The order for compensation cover both periods — illegal detention and alleged delay in trial.

Written by KAMALDEEP SINGH BRAR | Amritsar | Updated: May 10, 2017 9:06 am
Sikhs, Operation Blue Star, Sikhs compensation, illegal detention of Sikhs, Operation Blue Star compensation, India news, Indian Express Calling it a “case of malicious prosecution, illegal detention and maltreatment on the part of authorities/defendants”, the court ordered the state and Central governments to pay Rs 4 lakh compensation to each of the 40 men.

ALMOST 33 YEARS after their arrest from the Golden Temple complex during Operation Blue Star, 40 Sikhs who were detained by the Army and Punjab Police “illegally” have won a long legal battle for compensation. These people, along with others, were kept in custody initially for eight days at a temporary prison here, and later in Jodhpur, Rajasthan, even after discharge order by a local court there.

Calling it a “case of malicious prosecution, illegal detention and maltreatment on the part of authorities/defendants”, Amritsar District Judge Gurbir Singh has ordered the state and Central governments to pay Rs 4 lakh compensation to each of the 40 men. The order was issued on April 12 and has become available now. The order states: “No evidence is there on record that plaintiff had fired towards Army personnel during Operation Blue Star. Inference cannot take the place of proof.”

The order for compensation cover both periods — illegal detention and alleged delay in trial.

Besides the compensation of Rs 4 lakh each, the order says, “…The plaintiff is held entitled to interest at the rate of 6% per annum from the date of filing the suit till today. The plaintiff is further held entitled to future interest at the rate of 6% per annum from the date of decision till actual realisation of the decretal amount.”

The judgment notes that all the petitioners were arrested from the Golden Temple on June 6, 1984, and were kept in illegal custody by the Army and police until June 14 – in a temporary jail made at Kendriya Vidyalaya.

On the violation of their legal rights, the judge observed, “No doubt, at that time, need of the individual was subservient to achieve that purpose, but once an individual was apprehended and taken to military camp, fundamental rights of such individual could not be violated. Armed forces are an integral part of the democratic State and Society. Their role is not merely to defend…against internal and external threats but also to protect and uphold human rights and fundamental freedoms on which democratic societies are based.”
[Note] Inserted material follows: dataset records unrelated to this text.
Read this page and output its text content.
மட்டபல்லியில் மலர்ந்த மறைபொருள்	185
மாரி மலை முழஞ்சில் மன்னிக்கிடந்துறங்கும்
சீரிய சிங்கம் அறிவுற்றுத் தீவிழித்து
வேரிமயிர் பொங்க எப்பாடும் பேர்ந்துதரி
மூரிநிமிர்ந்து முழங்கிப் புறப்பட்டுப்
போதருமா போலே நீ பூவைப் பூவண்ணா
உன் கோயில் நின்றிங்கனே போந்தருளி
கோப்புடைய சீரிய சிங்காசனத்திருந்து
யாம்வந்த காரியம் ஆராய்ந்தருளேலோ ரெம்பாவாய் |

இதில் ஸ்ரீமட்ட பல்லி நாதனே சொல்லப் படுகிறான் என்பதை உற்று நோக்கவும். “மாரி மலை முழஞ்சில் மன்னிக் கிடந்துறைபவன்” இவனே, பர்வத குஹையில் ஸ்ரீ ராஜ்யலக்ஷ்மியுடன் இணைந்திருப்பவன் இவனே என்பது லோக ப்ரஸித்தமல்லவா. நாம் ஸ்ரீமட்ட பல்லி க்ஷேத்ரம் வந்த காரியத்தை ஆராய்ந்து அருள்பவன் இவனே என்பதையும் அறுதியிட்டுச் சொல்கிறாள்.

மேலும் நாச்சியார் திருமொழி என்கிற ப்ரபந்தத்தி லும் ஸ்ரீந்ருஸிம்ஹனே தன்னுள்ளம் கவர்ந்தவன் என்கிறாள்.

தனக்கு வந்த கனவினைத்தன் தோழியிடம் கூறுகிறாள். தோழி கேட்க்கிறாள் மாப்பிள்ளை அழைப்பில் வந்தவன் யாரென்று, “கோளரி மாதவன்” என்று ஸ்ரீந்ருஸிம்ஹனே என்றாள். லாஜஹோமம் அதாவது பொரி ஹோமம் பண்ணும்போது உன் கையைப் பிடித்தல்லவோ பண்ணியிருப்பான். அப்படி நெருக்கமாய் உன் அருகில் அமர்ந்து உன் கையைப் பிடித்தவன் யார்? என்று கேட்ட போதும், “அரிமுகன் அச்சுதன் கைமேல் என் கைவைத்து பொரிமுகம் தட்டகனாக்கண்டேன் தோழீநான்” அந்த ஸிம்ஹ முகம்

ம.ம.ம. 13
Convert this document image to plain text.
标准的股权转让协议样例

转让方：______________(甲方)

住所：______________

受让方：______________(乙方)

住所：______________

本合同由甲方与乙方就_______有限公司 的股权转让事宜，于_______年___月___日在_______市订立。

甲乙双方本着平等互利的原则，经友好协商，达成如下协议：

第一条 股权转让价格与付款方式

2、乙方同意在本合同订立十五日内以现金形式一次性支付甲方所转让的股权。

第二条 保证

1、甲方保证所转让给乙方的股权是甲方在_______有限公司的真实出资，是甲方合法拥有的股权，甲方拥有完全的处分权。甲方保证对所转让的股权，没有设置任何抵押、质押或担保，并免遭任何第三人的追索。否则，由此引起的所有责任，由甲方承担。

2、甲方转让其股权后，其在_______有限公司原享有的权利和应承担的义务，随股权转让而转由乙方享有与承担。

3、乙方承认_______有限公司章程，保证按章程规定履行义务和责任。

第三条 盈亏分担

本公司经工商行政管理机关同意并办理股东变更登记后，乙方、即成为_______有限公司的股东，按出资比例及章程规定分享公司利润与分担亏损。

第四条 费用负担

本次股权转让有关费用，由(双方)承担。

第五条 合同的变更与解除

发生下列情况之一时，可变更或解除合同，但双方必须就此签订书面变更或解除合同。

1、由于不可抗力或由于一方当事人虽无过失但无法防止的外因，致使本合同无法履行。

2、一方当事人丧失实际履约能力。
Only registration of FIRs do not prove the complainants “and others were involved in militant activities in and around Sri Harmandir Sahib”, the judge observed. “From the evidence on record, it is proved that initially, plaintiff and others were arrested on 6.6.1984 and were kept in illegal custody…. Army handed over custody of plaintiff and others to Punjab Police on 10/11.6.1984 and it is the case of defendants that proceedings under Section 107/151 of Cr.P.C were initiated against the plaintiff and others.”